Bram Cohen, the author of peer to peer sharing protocol, announced his newest creation yesterday at SF Music Tech Summit. This would be BitTorrent Live, and it lets anyone with content they would like to publish do so at very little cost and to millions of people.
This new peer sharing network is being destined to become the future of viewing video and make television the way we know it obsolete. Users can put anything that they wish on BitTorrent Live including: news, events, TV shows, movies, sports, and anything else that can be recorded.
Cohen told Tech Crunch at the event, “My goal is to kill off television.” He realizes that TV the way it is, is headed for an out anyway. People want to watch the content, but they want it available online. Above all they want it to be affordable.
This level of P2P will allow anyone with content they want to broadcast to be able to do so and be very affordable to do so in the process. Even those that already stream such as Netflix and Hulu will be able to reduce their prices with this type of technology.
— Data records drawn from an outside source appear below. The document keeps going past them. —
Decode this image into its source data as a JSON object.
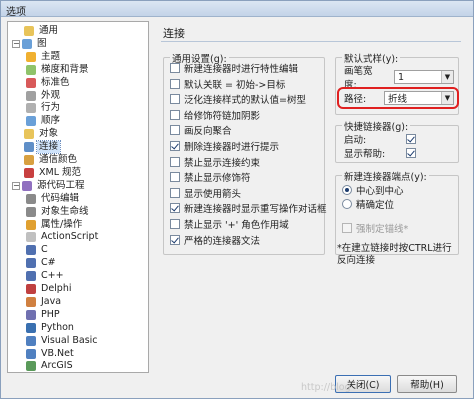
{
  "window": {
    "title": "选项"
  },
  "tree": [
    {
      "label": "通用",
      "level": 0,
      "expander": "",
      "icon": "#e8c45a",
      "icon_name": "general-icon"
    },
    {
      "label": "图",
      "level": 0,
      "expander": "⊟",
      "icon": "#6aa0d8",
      "icon_name": "diagram-icon"
    },
    {
      "label": "主题",
      "level": 1,
      "expander": "",
      "icon": "#f0b030",
      "icon_name": "theme-icon"
    },
    {
      "label": "梯度和背景",
      "level": 1,
      "expander": "",
      "icon": "#8fc36a",
      "icon_name": "gradient-icon"
    },
    {
      "label": "标准色",
      "level": 1,
      "expander": "",
      "icon": "#d85a5a",
      "icon_name": "color-icon"
    },
    {
      "label": "外观",
      "level": 1,
      "expander": "",
      "icon": "#a0a0a0",
      "icon_name": "appearance-icon"
    },
    {
      "label": "行为",
      "level": 1,
      "expander": "",
      "icon": "#b0b0b0",
      "icon_name": "behavior-icon"
    },
    {
      "label": "顺序",
      "level": 1,
      "expander": "",
      "icon": "#6aa0d8",
      "icon_name": "order-icon"
    },
    {
      "label": "对象",
      "level": 0,
      "expander": "",
      "icon": "#e8c45a",
      "icon_name": "object-icon"
    },
    {
      "label": "连接",
      "level": 0,
      "expander": "",
      "icon": "#5f8fc8",
      "icon_name": "connector-icon"
    },
    {
      "label": "通信颜色",
      "level": 0,
      "expander": "",
      "icon": "#d8a040",
      "icon_name": "comm-color-icon"
    },
    {
      "label": "XML 规范",
      "level": 0,
      "expander": "",
      "icon": "#c84040",
      "icon_name": "xml-icon"
    },
    {
      "label": "源代码工程",
      "level": 0,
      "expander": "⊟",
      "icon": "#9070c0",
      "icon_name": "source-icon"
    },
    {
      "label": "代码编辑",
      "level": 1,
      "expander": "",
      "icon": "#8a8a8a",
      "icon_name": "code-edit-icon"
    },
    {
      "label": "对象生命线",
      "level": 1,
      "expander": "",
      "icon": "#8a8a8a",
      "icon_name": "lifeline-icon"
    },
    {
      "label": "属性/操作",
      "level": 1,
      "expander": "",
      "icon": "#e0a030",
      "icon_name": "attribute-icon"
    },
    {
      "label": "ActionScript",
      "level": 1,
      "expander": "",
      "icon": "#c0c0c0",
      "icon_name": "actionscript-icon"
    },
    {
      "label": "C",
      "level": 1,
      "expander": "",
      "icon": "#5070b0",
      "icon_name": "c-icon"
    },
    {
      "label": "C#",
      "level": 1,
      "expander": "",
      "icon": "#5070b0",
      "icon_name": "csharp-icon"
    },
    {
      "label": "C++",
      "level": 1,
      "expander": "",
      "icon": "#5070b0",
      "icon_name": "cpp-icon"
    },
    {
      "label": "Delphi",
      "level": 1,
      "expander": "",
      "icon": "#c04040",
      "icon_name": "delphi-icon"
    },
    {
      "label": "Java",
      "level": 1,
      "expander": "",
      "icon": "#d08040",
      "icon_name": "java-icon"
    },
    {
      "label": "PHP",
      "level": 1,
      "expander": "",
      "icon": "#7070b0",
      "icon_name": "php-icon"
    },
    {
      "label": "Python",
      "level": 1,
      "expander": "",
      "icon": "#3a70b0",
      "icon_name": "python-icon"
    },
    {
      "label": "Visual Basic",
      "level": 1,
      "expander": "",
      "icon": "#5080c0",
      "icon_name": "vb-icon"
    },
    {
      "label": "VB.Net",
      "level": 1,
      "expander": "",
      "icon": "#5080c0",
      "icon_name": "vbnet-icon"
    },
    {
      "label": "ArcGIS",
      "level": 1,
      "expander": "",
      "icon": "#5a9a5a",
      "icon_name": "arcgis-icon"
    }
  ],
  "tree_selected": "连接",
  "panel": {
    "heading": "连接",
    "general": {
      "legend": "通用设置(g):",
      "options": [
        {
          "label": "新建连接器时进行特性编辑",
          "checked": false,
          "disabled": false
        },
        {
          "label": "默认关联 = 初始->目标",
          "checked": false,
          "disabled": false
        },
        {
          "label": "泛化连接样式的默认值=树型",
          "checked": false,
          "disabled": false
        },
        {
          "label": "给修饰符链加阴影",
          "checked": false,
          "disabled": false
        },
        {
          "label": "画反向聚合",
          "checked": false,
          "disabled": false
        },
        {
          "label": "删除连接器时进行提示",
          "checked": true,
          "disabled": false
        },
        {
          "label": "禁止显示连接约束",
          "checked": false,
          "disabled": false
        },
        {
          "label": "禁止显示修饰符",
          "checked": false,
          "disabled": false
        },
        {
          "label": "显示使用箭头",
          "checked": false,
          "disabled": false
        },
        {
          "label": "新建连接器时显示重写操作对话框",
          "checked": true,
          "disabled": false
        },
        {
          "label": "禁止显示 '+' 角色作用域",
          "checked": false,
          "disabled": false
        },
        {
          "label": "严格的连接器文法",
          "checked": true,
          "disabled": false
        }
      ]
    },
    "default_style": {
      "legend": "默认式样(y):",
      "width_label": "画笔宽度:",
      "width_value": "1",
      "path_label": "路径:",
      "path_value": "折线"
    },
    "quick_linker": {
      "legend": "快捷链接器(g):",
      "items": [
        {
          "label": "启动:",
          "checked": true
        },
        {
          "label": "显示帮助:",
          "checked": true
        }
      ]
    },
    "endpoint": {
      "legend": "新建连接器端点(y):",
      "radios": [
        {
          "label": "中心到中心",
          "on": true
        },
        {
          "label": "精确定位",
          "on": false
        }
      ],
      "force_label": "强制定锚线*"
    },
    "note": "*在建立链接时按CTRL进行反向连接"
  },
  "buttons": {
    "close": "关闭(C)",
    "help": "帮助(H)"
  },
  "watermark": "http://blog"
}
It will start to diminish the greedy entertainment industry that has greatly been showing its colors as of late.
This idea works a lot like normal torrent downloads in that an individual is capable of finding other individuals to stream the video from and not from a central source. Those that upload videos and do not want to profit will be able to use BitTorrent Live at no cost. Those who do want to profit will be charged a small fee. This is still largely different than the millions that are devoted to advertisement now.
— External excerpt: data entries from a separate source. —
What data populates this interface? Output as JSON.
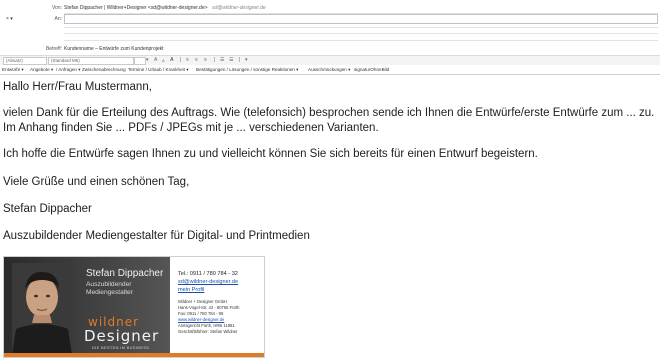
{
  "header": {
    "from_label": "Von:",
    "from_value": "Stefan Dippacher | Wildner+Designer <sd@wildner-designer.de>",
    "from_alias": "sd@wildner-designer.de",
    "to_label": "An:",
    "to_value": "",
    "subject_label": "Betreff:",
    "subject_value": "Kundenname – Entwürfe zum Kundenprojekt",
    "cc_toggle": "× ▾"
  },
  "format_bar": {
    "style": "(Absatz)",
    "font": "(Standard M5)",
    "size": "",
    "tools": [
      "▾",
      "A",
      "A",
      "A",
      "|",
      "≡",
      "≡",
      "≡",
      "|",
      "☰",
      "☰",
      "|",
      "▾"
    ]
  },
  "template_bar": {
    "items": [
      "Entwürfe ▾",
      "Angebote ▾",
      "/ Anfragen ▾",
      "Zwischenabrechnung",
      "Termine / Urlaub / Krankheit ▾",
      "Bestätigungen / Lösungen / sonstige Reaktionen ▾",
      "Ausschmückungen ▾",
      "signaturOhneBild"
    ]
  },
  "body": {
    "greeting": "Hallo Herr/Frau Mustermann,",
    "para1_line1": "vielen Dank für die Erteilung des Auftrags. Wie (telefonsich) besprochen sende ich Ihnen die Entwürfe/erste Entwürfe zum ... zu.",
    "para1_line2": "Im Anhang finden Sie ... PDFs / JPEGs mit je ... verschiedenen Varianten.",
    "para2": "Ich hoffe die Entwürfe sagen Ihnen zu und vielleicht können Sie sich bereits für einen Entwurf begeistern.",
    "closing": "Viele Grüße und einen schönen Tag,",
    "name": "Stefan Dippacher",
    "role": "Auszubildender Mediengestalter für Digital- und Printmedien"
  },
  "signature": {
    "name": "Stefan Dippacher",
    "sub1": "Auszubildender",
    "sub2": "Mediengestalter",
    "logo_top": "wildner",
    "logo_main": "Designer",
    "tagline": "DIE BESTEN IM BUSINESS.",
    "tel": "Tel.: 0911 / 780 784 - 32",
    "email": "sd@wildner-designer.de",
    "profile": "mein Profil",
    "company": "Wildner + Designer GmbH",
    "street": "Hans-Vogel-Str. 42 · 90765 Fürth",
    "fax": "Fax: 0911 / 780 784 - 99",
    "web": "www.wildner-designer.de",
    "court": "Amtsgericht Fürth, HRB 11981",
    "ceo": "Geschäftsführer: Stefan Wildner"
  },
  "colors": {
    "accent_orange": "#e07b29",
    "link_blue": "#1a4fb0",
    "sig_dark": "#2b2b2b"
  }
}
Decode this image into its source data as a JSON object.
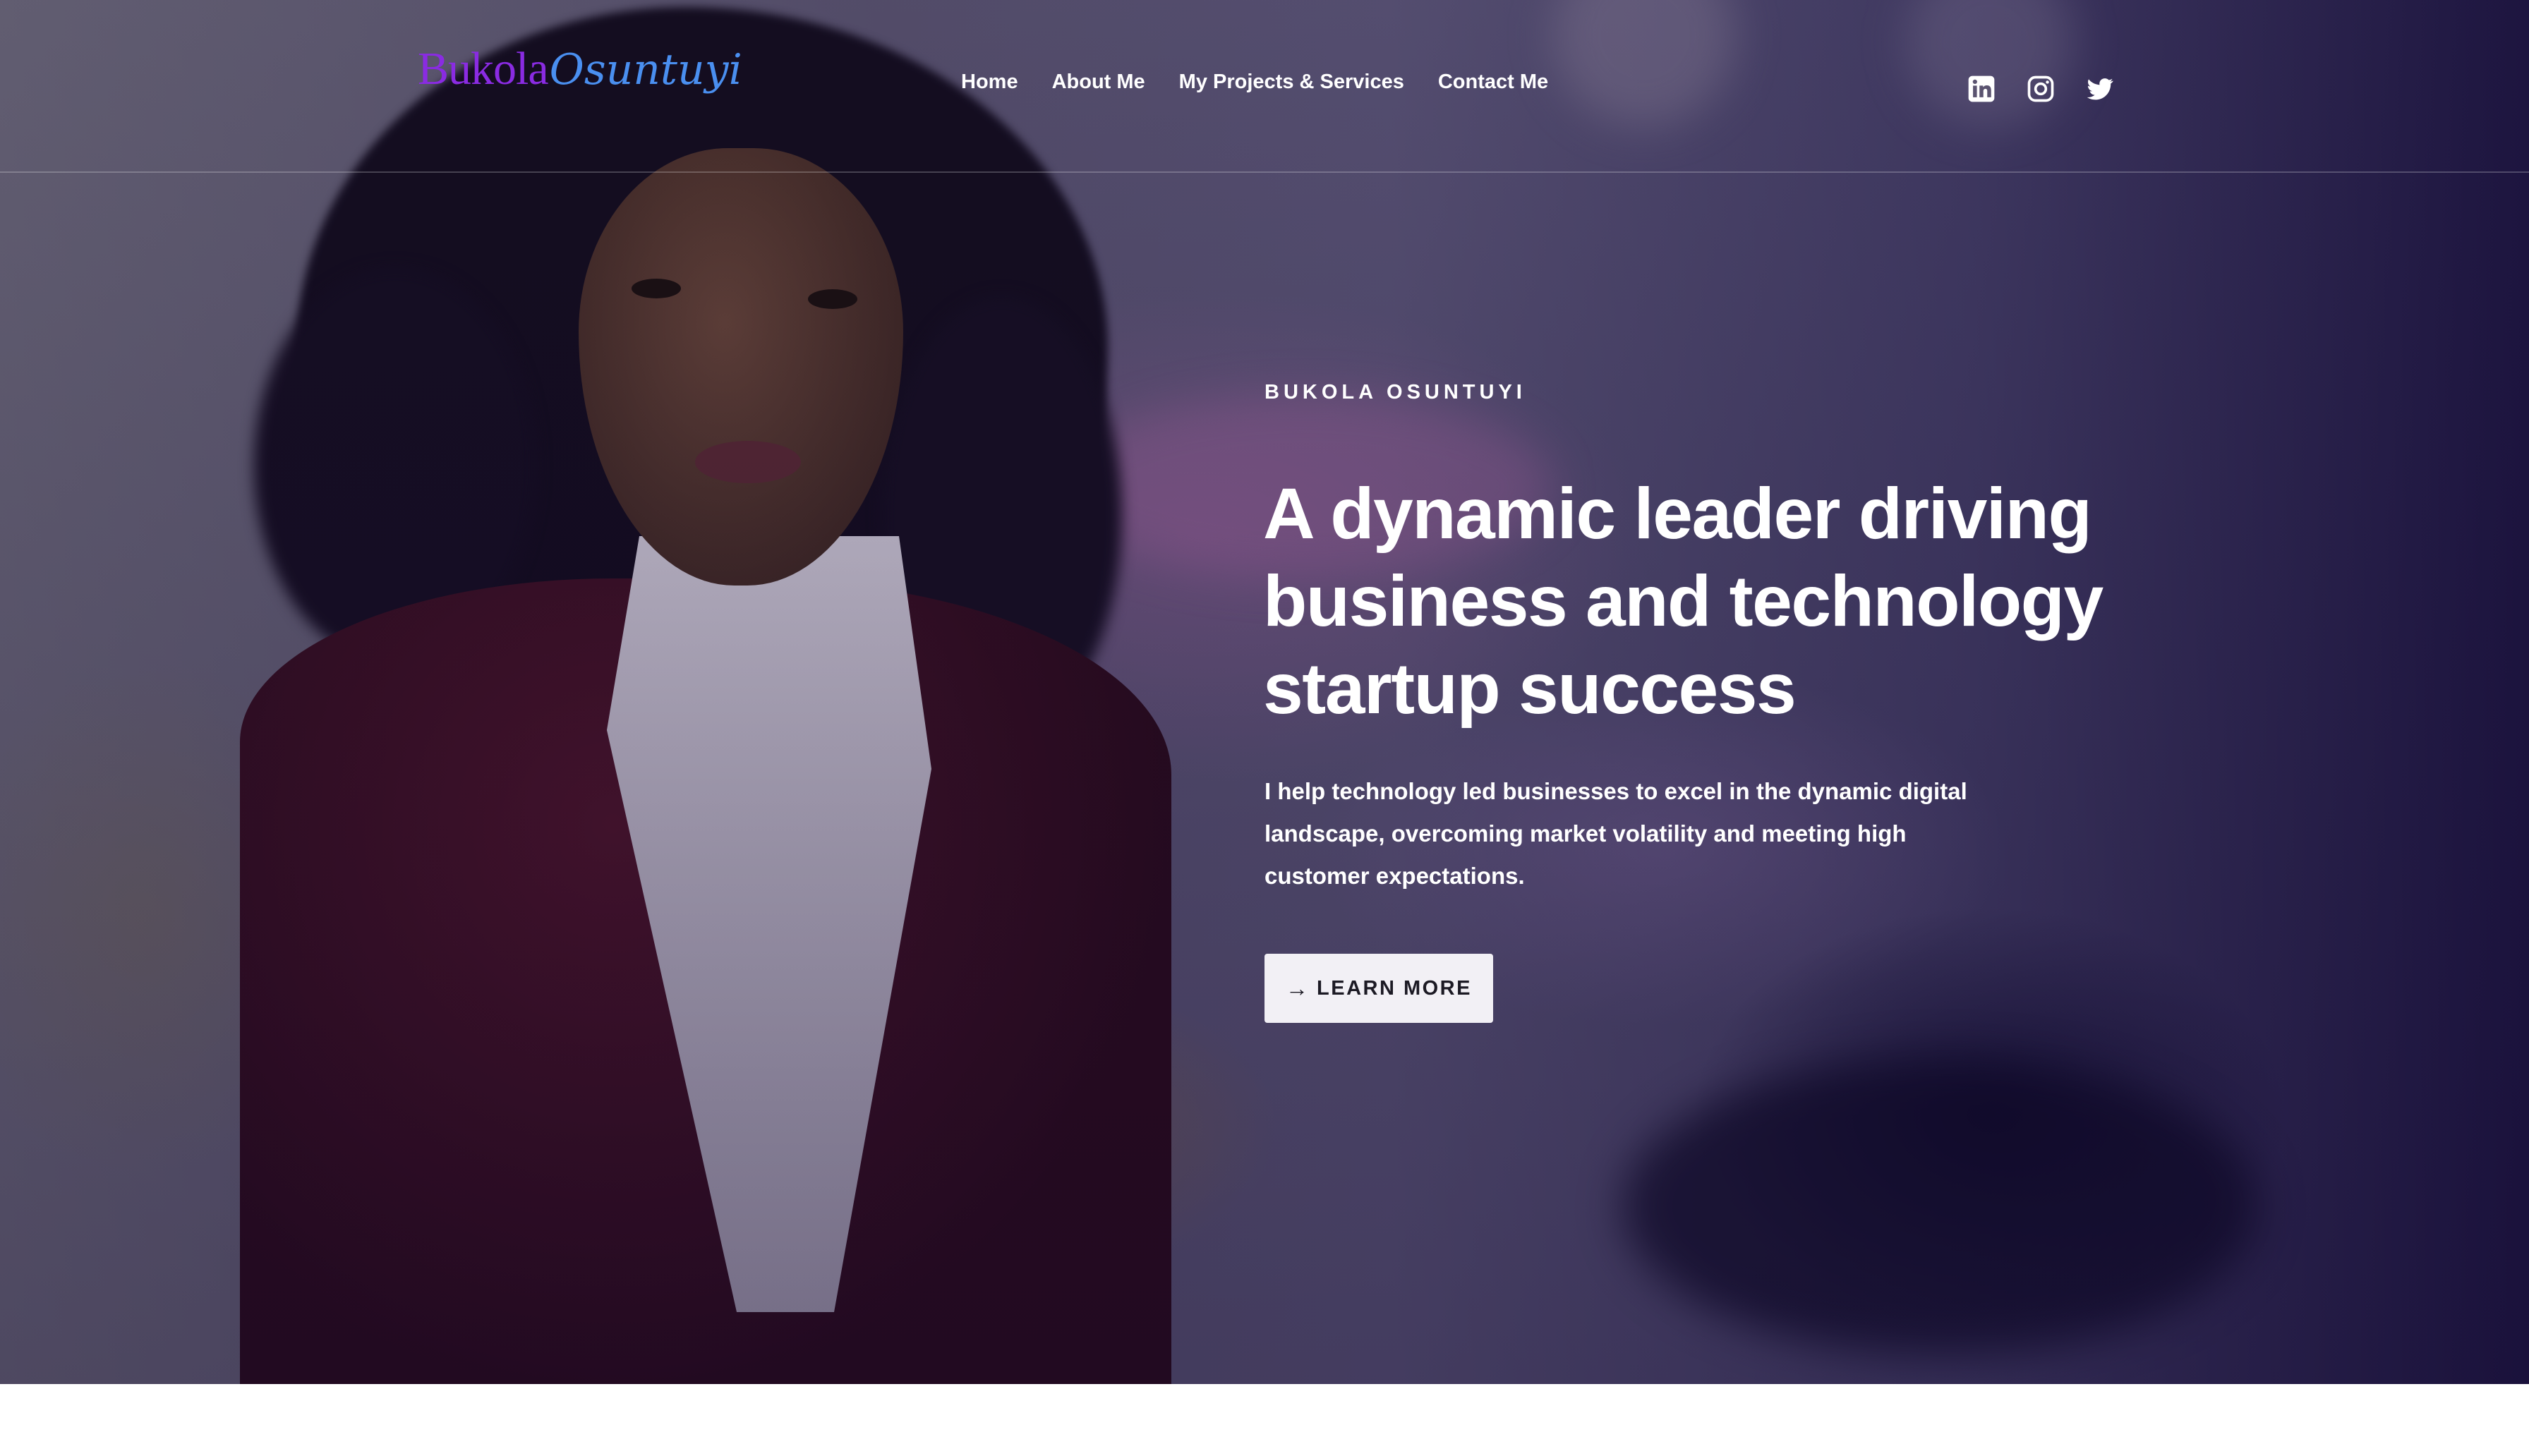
{
  "header": {
    "logo_first": "Bukola",
    "logo_last": "Osuntuyi",
    "nav": [
      {
        "label": "Home"
      },
      {
        "label": "About Me"
      },
      {
        "label": "My Projects & Services"
      },
      {
        "label": "Contact Me"
      }
    ],
    "social_icons": [
      "linkedin-icon",
      "instagram-icon",
      "twitter-icon"
    ]
  },
  "hero": {
    "eyebrow": "BUKOLA OSUNTUYI",
    "headline": "A dynamic leader driving business and technology startup success",
    "subtext": "I help technology led businesses to excel in the dynamic digital landscape, overcoming market volatility and meeting high customer expectations.",
    "cta_label": "LEARN MORE",
    "cta_icon": "arrow-right-icon"
  },
  "colors": {
    "logo_first": "#8a2be2",
    "logo_last": "#4a8ff0",
    "cta_bg": "#f2f0f5",
    "text": "#ffffff"
  }
}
“It fits the DNA of what BitTorrent is about because it is open and free,” said Cohen.
The main problem with this technology at the moment is cost. To stream the way television does requires the bandwidth that cable companies have already paid to have, not to mention satellites to provide better streaming. In the meantime the beta is available for people to try out, and the only requirement is a one time download. It will run straight out of the user’s browser after that.